Morris Rosenthal said...

John,

I'm on vacation, just an easy way to get in a post for the week, which is all I'm going to manage.

BTW, my old publishing business partner published a childhood memoir about his time in Catholic school (which was good), and one of his history books takes something of a memoir form. The childhood memoir eventually sold a couple hundred copies, and the history book, well over a thousand. But he really worked at it hard.

Then you have the three years I spent translating my great grandmother's works from Hebrew, starting with her childhood memoir:

http://www.fonerbooks.com/memoir.htm

which gave the name to this website. So if you include guilt by association, I've made at least three of the mistakes:-)

Morris

Anonymous said...

Good advice as well if you want to go into the shmata business...

I once had fake large dollar bills with my business info on one side. People loved to collect them and I didn't get any business from them.

Kim Greenblatt

Morris Rosenthal said...

Kim,

I can't give them away on 7th avenue, New York's in tatters.

Shidoobie.

Morris

Tom Nixon said...

Sure, that's all well and good, but where do I get one of those cool hats?

:)


Tom

Morris Rosenthal said...

Tom,

I'm cleverly building buzz for the hats. I figure I'll wait until the world is beating on my door, do an IPO, and cash out for billions!

No, wait, that was the dot com bubble, I still get confused at times:-)

Morris

Zoe Winters said...

hehehe and yet you blog. ;) Blogging is more of an addiction than a marketing tool. Though I do think, for a fiction writer, it's a good way to get your core fans together bouncing around off each other. And build some momentum. In the successful blogs I've seen by indie fiction authors, there seems to be a strong interactivity and that's partially facilitated either by a blog or forums.

I totally agree with you on the team issue.

I do have a question on editing though. If not a new york editor (and I agree they're prohibitively expensive), where does one go on that front?

Zoe

Morris Rosenthal said...

Zoe,

I have a page talking about editing:

http://www.fonerbooks.com/editor.htm

But my blog post on the subject is probably closer to what you were looking for. I never would have found it if I didn't remember the horse:

http://www.fonerbooks.com/2007/01/ignore-editor-behind-curtain.html

Yet another problem with blogging:-)

Morris

Thomas Mengesha said...

Morris, I think blogging is a good thing. That is how I found you. I have patterned my site off of yours.

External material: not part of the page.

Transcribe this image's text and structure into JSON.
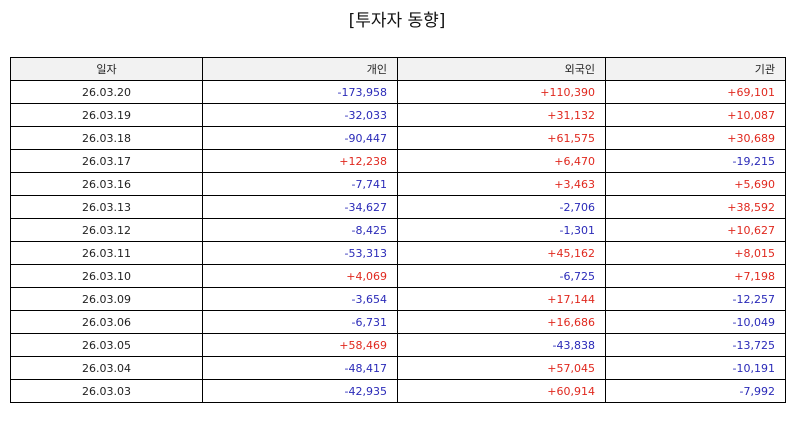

check out. www.mengesha.com Then click on my blog.

Zoe Winters said...

Thanks Morris! Those articles were very helpful!

Zoe

Morris Rosenthal said...

Tom,

My objection to blogging is a long term issue. The first few months are great, and not a bad way to get started on a book. After that, if you write in an entertaining manner, do news, or appeal to a niche political or activity group, you may build a large subscriber base, but there are a limited number of winners.

The problem is that blogging is an inefficient way of attracting new visitors to your site. My blog draws essentially the same number of visitors from search now as when there were only a few dozen posts. The last 300+ posts, though I try to make them unique, are largely seen as duplicate content by the search engines. I don't get penalized for it, but I don't get many new visitors that wouldn't have come anyway for posts I started with back in 2005.